Neutron 5の新機能と改善点【ミックスマスタリング学園】

2024.11.11

先日ついにリリースされたNeutronの最新バージョンNeutron 5、皆さんはもう試されたでしょうか? この記事では、Neutron 5で追加された新機能と改善点についてご紹介します。

Neutron 5には3つのモジュールが追加されました。まず1つ目がClipperモジュールです。

Clipperモジュールでは最大3バンドに分けたクリッピングが行える他ソフトクリッピングさせることでピークレベルを保ったままより信号の平均レベルを高めることができます。ビフォーアフターを比べると、ピークレベルが変わらないまま音量感が増していることがわかります。


ピークレベル(上の数字)が約5dB下がっているのに対しRMSレベル(下の数字)がほぼ下がっていない

Clipperにより、例えばドラムのピークレベルを抑えることができる他コンプレッサーやトランジェントシェイパーではできない音作りも可能です。例えば、低域や中域にClipperを使うことで歪みを発生させ明るい印象の音にすることができます。


低域と中域のみをクリッピングし音色を変化させている様子

2つ目がDensityモジュールです。これはUpward Compressionに特化したモジュールで、Thresholdを下回る成分を最大でRangeの値の分だけブーストすることでアタックの質感に影響を与えることなく信号のダイナミックレンジを狭めることができます。Upward Compression自体はOzoneのMaximizerでも使用されている技術ですが、こちらはよりミックスで使いやすいようにレンジやアタック、リリースが細かく変更できるようになっています。


Range、Ratio、SpeedによりUpward Compressionのかかり具合を微調整可能

例えばボーカルに使うと、テイクの中で埋もれてしまって聞き取りづらい部分を浮かび上がらせて
ボーカルの存在感を一定に保つことができます。この時音量の大きな部分には影響を与えないため、
Compressorを使った時のような息苦しい音になることはありません。


フレーズの終わりで聞き取りづらくなった部分(赤枠で囲んだ部分)のボーカルを自然に持ち上げる様子

ボーカル以外にも、ピアノやクリーントーンのエレキギターのような楽器にも効果的です。アタックの質感を変えることなく、アレンジの密度に応じて減衰音の存在感をコントロールすることができます。

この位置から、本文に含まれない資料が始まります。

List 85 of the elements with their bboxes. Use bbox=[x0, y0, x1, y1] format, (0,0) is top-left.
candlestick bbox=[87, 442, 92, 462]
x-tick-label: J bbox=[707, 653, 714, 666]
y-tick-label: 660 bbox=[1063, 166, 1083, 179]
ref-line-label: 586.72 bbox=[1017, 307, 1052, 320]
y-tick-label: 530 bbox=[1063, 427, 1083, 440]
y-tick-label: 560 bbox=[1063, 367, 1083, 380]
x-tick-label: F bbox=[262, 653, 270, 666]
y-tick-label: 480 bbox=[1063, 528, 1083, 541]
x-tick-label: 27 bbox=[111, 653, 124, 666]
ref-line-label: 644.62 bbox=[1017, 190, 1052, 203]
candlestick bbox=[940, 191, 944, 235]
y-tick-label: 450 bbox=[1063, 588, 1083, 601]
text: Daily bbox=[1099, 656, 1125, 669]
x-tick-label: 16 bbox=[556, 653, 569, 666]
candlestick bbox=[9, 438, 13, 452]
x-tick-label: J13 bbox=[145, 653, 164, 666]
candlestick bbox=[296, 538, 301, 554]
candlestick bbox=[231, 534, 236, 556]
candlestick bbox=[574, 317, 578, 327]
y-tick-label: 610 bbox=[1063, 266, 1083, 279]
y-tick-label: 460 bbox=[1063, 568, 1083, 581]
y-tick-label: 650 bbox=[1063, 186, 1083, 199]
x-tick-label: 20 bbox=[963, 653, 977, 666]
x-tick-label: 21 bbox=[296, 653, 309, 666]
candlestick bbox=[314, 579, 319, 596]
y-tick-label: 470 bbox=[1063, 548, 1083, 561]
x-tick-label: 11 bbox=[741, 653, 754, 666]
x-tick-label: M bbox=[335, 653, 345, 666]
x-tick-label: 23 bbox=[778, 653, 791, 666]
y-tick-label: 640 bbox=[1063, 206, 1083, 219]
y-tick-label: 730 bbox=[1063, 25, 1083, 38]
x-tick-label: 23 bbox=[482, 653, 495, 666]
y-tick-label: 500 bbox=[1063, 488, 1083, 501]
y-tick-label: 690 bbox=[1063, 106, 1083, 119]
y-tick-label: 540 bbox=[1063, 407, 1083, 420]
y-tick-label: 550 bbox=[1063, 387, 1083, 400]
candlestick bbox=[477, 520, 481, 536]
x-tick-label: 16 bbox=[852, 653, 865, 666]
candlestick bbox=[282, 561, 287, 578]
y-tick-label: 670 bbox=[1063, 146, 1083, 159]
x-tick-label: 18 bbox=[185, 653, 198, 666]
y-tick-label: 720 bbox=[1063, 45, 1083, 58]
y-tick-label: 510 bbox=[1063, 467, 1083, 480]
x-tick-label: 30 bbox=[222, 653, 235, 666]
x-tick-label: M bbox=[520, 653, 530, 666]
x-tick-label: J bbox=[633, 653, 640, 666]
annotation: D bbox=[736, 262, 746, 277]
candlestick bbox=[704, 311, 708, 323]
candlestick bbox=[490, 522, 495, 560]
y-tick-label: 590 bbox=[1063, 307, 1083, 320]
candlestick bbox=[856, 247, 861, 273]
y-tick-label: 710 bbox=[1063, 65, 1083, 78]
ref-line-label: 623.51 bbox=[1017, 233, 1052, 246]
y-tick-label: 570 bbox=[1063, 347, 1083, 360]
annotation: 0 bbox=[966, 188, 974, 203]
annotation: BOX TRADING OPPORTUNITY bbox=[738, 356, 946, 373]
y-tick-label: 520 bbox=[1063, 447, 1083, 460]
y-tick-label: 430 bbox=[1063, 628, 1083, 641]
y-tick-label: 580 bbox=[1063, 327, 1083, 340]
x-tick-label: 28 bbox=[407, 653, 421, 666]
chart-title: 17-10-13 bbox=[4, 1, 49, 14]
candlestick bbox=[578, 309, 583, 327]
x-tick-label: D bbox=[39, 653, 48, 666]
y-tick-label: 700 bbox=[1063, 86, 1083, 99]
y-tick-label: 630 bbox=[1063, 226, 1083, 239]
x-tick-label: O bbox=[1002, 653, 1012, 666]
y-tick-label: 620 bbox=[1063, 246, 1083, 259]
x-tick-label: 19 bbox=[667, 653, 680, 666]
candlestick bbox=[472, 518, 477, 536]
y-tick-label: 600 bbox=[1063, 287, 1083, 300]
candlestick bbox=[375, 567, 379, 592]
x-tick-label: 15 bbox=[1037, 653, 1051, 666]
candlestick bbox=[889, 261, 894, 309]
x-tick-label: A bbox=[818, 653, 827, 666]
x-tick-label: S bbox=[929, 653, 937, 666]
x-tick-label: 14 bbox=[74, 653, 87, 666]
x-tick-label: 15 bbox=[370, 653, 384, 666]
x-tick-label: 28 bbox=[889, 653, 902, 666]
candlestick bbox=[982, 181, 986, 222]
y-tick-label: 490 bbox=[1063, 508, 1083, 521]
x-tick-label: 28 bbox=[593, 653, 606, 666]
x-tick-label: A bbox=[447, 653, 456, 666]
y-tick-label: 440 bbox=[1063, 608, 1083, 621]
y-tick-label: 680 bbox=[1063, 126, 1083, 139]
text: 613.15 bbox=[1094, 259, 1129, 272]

ピアノにかけると強いアタックに対しては効果を及ぼさず、サステインや柔らかいタッチの部分のみを持ち上げることができる

3つ目がPhaseモジュールです。例えばトロンボーンのように波形が上下非対称のものに対して、位相を回転させることでプラスとマイナスの振幅を揃え、ピークレベルを下げることができます。

Learnボタンを押すと自動的に位相をどれだけ回転させればいいか計算してくれます。


Learnを押してからトラックを再生すると位相をどの程度回転させるべきか自動的に算出してくれる

Phaseモジュール自体で音の聞こえ方は変わりませんが、ピークレベルが下がりヘッドルームを広げることができます。


位相を回転させたことでピーク値のみが2.6dB下がっている

更にサイドチェイン入力があり例えば2つのキックのサンプルを重ねる時にオシロスコープを見ながらお互いの時間差を調整することによって最もインパクトのあるタイミングでレイヤーすることができます。


Combinedの設定にすると2つのトラックを重ね合わせた波形がオシロスコープ上に表示される

ここでもLearnボタンを使うことで片方のサンプルに位相の回転と遅延をどれだけ加えれば2つのトラックが最も噛み合うのかを自動的に計算することができます。

以上が3つの新しいモジュールのご紹介でした。

Neutron 5ではアシスタント画面が刷新され、よりトラックの音作りを直感的に行うことができるようになりました。モジュールチェーンにはDensityモジュールが追加され、トラックの音色をより良く作り変える提案を行うことができます。


新しくなったアシスタント画面。ターゲットとなる楽器を選んだら各種のノブを回すだけで音作りをブラッシュアップすることが可能。

ここからは細かい改修点をご紹介していきます。ExciterモジュールやClipperモジュールにOversampleボタンが追加されました。これにより折り返しノイズを防ぐことができます。


赤枠内のOversampleを有効にすることで折り返し雑音を防いでいる様子

各モジュールにDeltaボタンが追加され、モジュールごとの処理によって生じた差分をモニターできるようになりました。


赤枠内がDeltaボタン

レイテンシーの補正を行うバイパスモードがデフォルトになり、無音を挟まずにプラグインをバイパスできるようになりました。


True Bypassのチェックが外れた状態をデフォルトに設定できるように

Ozone 11で追加されたTransient/SustainモードがNeutronにも追加されました。


EQ等のモジュールの処理モードにTransient/Sustainが追加

その他にもEQモジュールが過去のバージョンと比べて見やすくなったりと、細かいところで視認性や使い勝手が向上しています。


Neutron 4 Equalizerで上記のEQと同じカーブを書いた場合の様子。横軸のスケールが調整されて見たい部分の情報が大きく見えるように。

以上がNeutron 5で追加された新機能や変更点です。これまでのユーザーであれば全体的に使いやすくなったことが感じられると思いますし、これから使ってみるユーザーであればこれ一つでトーンとダイナミクスの制御が済んでしまう便利さに満足して頂けると思います。